Meredith Deen, COO, said that in comparing FMSI's 2011 Branch Workforce Utilization Study with the report released this year, workforce utilization—the percentage of employees' work time in which they are effective—dipped to 79% from 82% for tellers in the study's top-performing shops.

FMSI's latest study reviewed data at over 1,000 financial institution branches—the majority being credit unions—covering more than 10,000 employees.

What is causing some of the productivity drop, said Deen, is not only declining branch traffic but changes in member traffic patterns due to the rise of mobile banking.

"People continue to bank in new ways," said Deen. "They have a smartphone or a tablet and can manage their finances from their desk at work, or even when they are at a restaurant. That certainly changes how they use the branch. Lunch at the credit union is not what it used to be."

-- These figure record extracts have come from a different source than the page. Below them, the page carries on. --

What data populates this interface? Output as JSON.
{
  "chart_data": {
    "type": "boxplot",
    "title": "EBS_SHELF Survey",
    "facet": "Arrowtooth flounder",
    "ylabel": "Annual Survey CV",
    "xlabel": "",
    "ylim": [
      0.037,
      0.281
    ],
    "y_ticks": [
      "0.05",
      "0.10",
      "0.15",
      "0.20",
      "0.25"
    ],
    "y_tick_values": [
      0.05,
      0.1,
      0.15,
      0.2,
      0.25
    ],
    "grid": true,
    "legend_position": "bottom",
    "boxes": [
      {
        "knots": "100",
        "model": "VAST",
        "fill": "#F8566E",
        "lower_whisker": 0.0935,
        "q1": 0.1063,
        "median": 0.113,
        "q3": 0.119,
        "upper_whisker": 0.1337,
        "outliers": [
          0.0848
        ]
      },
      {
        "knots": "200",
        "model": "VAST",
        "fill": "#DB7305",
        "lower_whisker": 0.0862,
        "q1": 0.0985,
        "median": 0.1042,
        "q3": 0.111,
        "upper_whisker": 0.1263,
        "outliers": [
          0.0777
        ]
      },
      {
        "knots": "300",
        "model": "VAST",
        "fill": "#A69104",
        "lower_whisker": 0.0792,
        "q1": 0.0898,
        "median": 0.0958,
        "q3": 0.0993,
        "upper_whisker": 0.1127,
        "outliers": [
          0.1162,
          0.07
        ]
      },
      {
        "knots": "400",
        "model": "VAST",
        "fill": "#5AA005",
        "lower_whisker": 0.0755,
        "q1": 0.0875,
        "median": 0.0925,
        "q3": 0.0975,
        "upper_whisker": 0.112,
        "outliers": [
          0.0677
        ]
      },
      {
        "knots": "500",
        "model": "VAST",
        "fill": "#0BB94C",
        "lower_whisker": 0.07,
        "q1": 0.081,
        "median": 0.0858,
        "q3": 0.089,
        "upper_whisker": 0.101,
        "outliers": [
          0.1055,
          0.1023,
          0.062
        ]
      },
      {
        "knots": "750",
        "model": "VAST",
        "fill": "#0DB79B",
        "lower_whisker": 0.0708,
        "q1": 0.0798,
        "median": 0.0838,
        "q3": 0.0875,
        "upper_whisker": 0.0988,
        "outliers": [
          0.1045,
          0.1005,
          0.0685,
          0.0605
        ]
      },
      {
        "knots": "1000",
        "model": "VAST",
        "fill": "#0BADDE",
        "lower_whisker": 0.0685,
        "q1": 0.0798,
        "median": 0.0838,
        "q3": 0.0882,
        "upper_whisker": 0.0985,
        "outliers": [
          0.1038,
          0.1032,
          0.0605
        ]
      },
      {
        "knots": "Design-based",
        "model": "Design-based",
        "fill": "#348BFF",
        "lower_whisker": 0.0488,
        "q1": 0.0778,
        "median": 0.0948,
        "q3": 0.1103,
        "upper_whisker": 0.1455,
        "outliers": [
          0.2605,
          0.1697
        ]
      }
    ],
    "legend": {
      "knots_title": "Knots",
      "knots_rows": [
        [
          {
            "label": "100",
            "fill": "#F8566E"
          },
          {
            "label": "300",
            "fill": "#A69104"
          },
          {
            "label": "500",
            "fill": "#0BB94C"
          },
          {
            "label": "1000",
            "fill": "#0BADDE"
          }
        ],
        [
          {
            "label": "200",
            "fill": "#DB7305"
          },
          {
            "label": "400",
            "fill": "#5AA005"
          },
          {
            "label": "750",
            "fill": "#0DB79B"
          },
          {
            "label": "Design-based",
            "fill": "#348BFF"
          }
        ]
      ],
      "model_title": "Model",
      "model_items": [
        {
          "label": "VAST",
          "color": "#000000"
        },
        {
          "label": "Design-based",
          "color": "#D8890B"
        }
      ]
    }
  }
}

What FMSI has seen among its clients is a flattening of branch traffic patterns, both in the time of day and the day of the month. That is making front-line scheduling a much more difficult task for the branch manager, making it harder to discern the right times to deploy part-timers or move over additional staff.

Deen said the effective use of branch staff is becoming a higher-level conversation at credit unions due to the higher costs for branch transactions, and the growing use of remote delivery channels.

The average financial services employee, according to Deen, grades out at 78% workforce utilization. She said CUs that are the most effective at deploying staff are using analytics tools to uncover branch traffic patterns and drive up staff effectiveness.

"We found they schedule better. They better manage the productive time of their employees as well as their non-productive time," said Deen. "These credit unions do better at implementing tasks and cross-training."

What, too, is helping, added Deen, is implementing self-service technology, such as cash recyclers, and changing branch design to optimize traffic flow and staff effectiveness.

More CUs, as well, noted Deen, are using front-line staff to handle outbound marketing during downtime. But she said it's not always a heavy sales pitch from the tellers.

"Much if it is just a welcome call to a member who has just come on board, giving the credit union another touch point, letting the member know the credit union is there and willing to help if needed."